The best story of the past week has to be the one about using Viagra to treat dementia. All I could picture was old men walking about everywhere with perpetual stauners. They’ll need to go back to wearing the big coats they used to wear when I was wee, instead of the windcheaters they all favour these days. Still, on the plus side, they’ll always have somewhere to hang their bunnet!
“D’ye waant tae know what the worse hing is? Ah kin remember what a stauner is, but Ah’m fucked if Ah kin remember what ye dae wi’ it!”
Der Fuhrer came out with another cracker a couple of nights ago. We were watching The Chase when the question was asked during the cash builder, “What animal did Napoleon ride across the Alps?” Der Fuhrer shouts out, “A camel!” I was in stitches.
“An’ what the fuck’s wrang wi’ a camel gauin’ ower the Alps? Me an’ Boxy go tae Val d’Isère it least wance a year tae dae a bit-a skiin’!”
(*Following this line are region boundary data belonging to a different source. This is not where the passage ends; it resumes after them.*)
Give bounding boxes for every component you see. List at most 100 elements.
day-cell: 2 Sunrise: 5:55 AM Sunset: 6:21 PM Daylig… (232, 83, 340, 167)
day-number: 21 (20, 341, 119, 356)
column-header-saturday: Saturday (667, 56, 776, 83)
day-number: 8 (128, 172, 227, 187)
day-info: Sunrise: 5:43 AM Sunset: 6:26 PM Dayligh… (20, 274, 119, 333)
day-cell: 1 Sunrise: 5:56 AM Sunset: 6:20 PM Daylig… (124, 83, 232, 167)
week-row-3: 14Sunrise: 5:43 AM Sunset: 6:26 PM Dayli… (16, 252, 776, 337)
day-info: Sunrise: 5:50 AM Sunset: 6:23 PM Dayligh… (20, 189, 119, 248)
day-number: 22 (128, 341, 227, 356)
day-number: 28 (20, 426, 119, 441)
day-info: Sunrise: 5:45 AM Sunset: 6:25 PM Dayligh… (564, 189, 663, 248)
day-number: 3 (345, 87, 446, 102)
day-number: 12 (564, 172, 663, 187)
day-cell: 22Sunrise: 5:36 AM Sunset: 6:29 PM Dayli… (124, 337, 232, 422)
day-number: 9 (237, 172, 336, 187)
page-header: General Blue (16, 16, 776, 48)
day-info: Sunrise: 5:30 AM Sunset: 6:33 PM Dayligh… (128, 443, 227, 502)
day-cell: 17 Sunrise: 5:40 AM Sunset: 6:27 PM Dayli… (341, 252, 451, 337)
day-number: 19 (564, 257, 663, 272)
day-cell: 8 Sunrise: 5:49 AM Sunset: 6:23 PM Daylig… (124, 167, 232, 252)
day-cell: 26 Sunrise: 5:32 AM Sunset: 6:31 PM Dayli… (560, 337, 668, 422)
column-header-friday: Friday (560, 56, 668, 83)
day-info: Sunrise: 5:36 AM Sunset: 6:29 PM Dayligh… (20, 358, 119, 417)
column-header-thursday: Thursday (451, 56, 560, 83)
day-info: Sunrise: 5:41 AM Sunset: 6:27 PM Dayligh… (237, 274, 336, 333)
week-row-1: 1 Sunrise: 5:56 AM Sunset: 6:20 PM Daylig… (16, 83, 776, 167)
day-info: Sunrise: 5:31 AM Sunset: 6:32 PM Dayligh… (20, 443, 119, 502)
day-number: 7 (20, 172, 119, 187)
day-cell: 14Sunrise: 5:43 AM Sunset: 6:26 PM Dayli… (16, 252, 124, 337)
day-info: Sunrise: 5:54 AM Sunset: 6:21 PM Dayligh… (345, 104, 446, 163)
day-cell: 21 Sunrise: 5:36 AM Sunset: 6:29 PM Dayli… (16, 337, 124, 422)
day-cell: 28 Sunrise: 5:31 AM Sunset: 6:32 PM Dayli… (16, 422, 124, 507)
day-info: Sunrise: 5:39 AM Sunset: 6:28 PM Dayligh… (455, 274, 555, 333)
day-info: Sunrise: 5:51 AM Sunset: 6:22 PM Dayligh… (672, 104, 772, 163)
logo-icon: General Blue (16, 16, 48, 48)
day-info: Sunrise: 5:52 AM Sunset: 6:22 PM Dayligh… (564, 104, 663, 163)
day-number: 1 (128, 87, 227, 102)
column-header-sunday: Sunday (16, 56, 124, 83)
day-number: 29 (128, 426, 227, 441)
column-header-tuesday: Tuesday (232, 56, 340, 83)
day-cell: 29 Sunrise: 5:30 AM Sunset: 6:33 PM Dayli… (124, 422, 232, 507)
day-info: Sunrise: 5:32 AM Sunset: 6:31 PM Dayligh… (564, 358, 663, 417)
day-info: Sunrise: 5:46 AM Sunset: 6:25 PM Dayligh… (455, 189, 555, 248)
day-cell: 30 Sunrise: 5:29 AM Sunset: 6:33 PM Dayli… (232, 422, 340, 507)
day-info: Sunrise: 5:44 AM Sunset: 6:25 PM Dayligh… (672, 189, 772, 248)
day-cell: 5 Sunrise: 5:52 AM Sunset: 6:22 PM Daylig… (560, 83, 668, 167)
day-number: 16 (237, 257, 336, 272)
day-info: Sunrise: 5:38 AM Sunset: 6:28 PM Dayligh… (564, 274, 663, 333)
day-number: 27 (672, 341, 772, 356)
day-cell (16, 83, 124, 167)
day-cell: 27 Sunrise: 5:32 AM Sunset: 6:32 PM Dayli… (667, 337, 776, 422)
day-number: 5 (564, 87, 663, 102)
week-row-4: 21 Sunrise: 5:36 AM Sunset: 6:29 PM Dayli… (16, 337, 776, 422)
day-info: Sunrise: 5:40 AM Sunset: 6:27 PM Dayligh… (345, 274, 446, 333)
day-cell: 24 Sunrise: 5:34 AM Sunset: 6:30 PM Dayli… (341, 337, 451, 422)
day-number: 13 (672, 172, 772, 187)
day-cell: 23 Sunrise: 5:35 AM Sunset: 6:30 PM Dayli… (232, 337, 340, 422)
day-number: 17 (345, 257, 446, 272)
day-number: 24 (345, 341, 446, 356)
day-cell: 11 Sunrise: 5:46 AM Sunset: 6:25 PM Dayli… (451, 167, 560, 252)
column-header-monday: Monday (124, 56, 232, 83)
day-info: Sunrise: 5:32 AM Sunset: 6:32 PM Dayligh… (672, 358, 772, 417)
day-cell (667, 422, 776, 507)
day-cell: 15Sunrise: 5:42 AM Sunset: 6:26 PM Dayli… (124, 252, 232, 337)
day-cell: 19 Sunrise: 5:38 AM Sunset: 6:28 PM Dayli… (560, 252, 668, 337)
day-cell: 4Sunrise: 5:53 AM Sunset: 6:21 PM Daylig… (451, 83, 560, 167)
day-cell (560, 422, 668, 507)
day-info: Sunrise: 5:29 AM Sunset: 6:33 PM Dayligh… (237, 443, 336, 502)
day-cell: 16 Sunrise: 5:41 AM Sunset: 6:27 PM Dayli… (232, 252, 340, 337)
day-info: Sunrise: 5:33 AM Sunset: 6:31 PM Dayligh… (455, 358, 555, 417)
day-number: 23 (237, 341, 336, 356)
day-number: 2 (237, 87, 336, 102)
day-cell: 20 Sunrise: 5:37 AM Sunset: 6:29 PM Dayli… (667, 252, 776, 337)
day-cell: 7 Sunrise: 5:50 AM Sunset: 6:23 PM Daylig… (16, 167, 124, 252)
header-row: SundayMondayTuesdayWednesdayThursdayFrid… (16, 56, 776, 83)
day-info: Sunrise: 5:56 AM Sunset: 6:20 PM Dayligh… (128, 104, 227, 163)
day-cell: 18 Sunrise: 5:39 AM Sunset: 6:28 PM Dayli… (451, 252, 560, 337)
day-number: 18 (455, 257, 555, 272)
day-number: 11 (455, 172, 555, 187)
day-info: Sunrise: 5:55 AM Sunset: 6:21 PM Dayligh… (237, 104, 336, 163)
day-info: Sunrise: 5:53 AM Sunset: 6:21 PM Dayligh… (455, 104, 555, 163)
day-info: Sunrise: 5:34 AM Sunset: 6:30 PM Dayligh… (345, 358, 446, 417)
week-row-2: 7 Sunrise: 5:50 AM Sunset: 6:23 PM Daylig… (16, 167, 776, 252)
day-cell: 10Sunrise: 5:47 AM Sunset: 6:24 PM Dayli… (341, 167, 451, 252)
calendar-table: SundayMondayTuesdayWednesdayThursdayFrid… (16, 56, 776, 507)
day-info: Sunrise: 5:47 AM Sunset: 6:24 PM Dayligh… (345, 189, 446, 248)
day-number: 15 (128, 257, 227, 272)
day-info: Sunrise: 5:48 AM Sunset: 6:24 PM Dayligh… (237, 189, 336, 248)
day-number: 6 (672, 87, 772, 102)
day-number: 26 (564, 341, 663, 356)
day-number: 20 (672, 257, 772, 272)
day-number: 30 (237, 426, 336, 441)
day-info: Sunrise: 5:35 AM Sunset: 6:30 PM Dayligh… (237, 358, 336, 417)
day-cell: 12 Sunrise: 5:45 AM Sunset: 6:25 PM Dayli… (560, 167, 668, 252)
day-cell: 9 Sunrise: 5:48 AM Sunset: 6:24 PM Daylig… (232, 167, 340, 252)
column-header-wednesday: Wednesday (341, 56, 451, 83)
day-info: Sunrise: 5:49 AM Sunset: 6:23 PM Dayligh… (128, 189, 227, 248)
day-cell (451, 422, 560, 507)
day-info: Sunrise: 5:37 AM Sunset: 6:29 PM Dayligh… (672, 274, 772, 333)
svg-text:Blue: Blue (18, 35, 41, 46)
“Awright, troops? Ah don’t know what aw the fuss is aboot. So, Mr. Boris hud a party; diz ay no’ deserve wan? Ay’s a hard-workin’ man an’ ay hud Covid ayssel’. Surely ay deserved a wee break? An’ Ah hear aw the Taigs ur greetin’ aboot that wee cunt Koko ur whatever ays name is. Ay’s a cheatin’ wee basturt an’ they aw know it. Ay’s some kinna Chinee an’ aw, so ay probably eats dugs an’ bats an’ helped tae start thon Coronavirus!”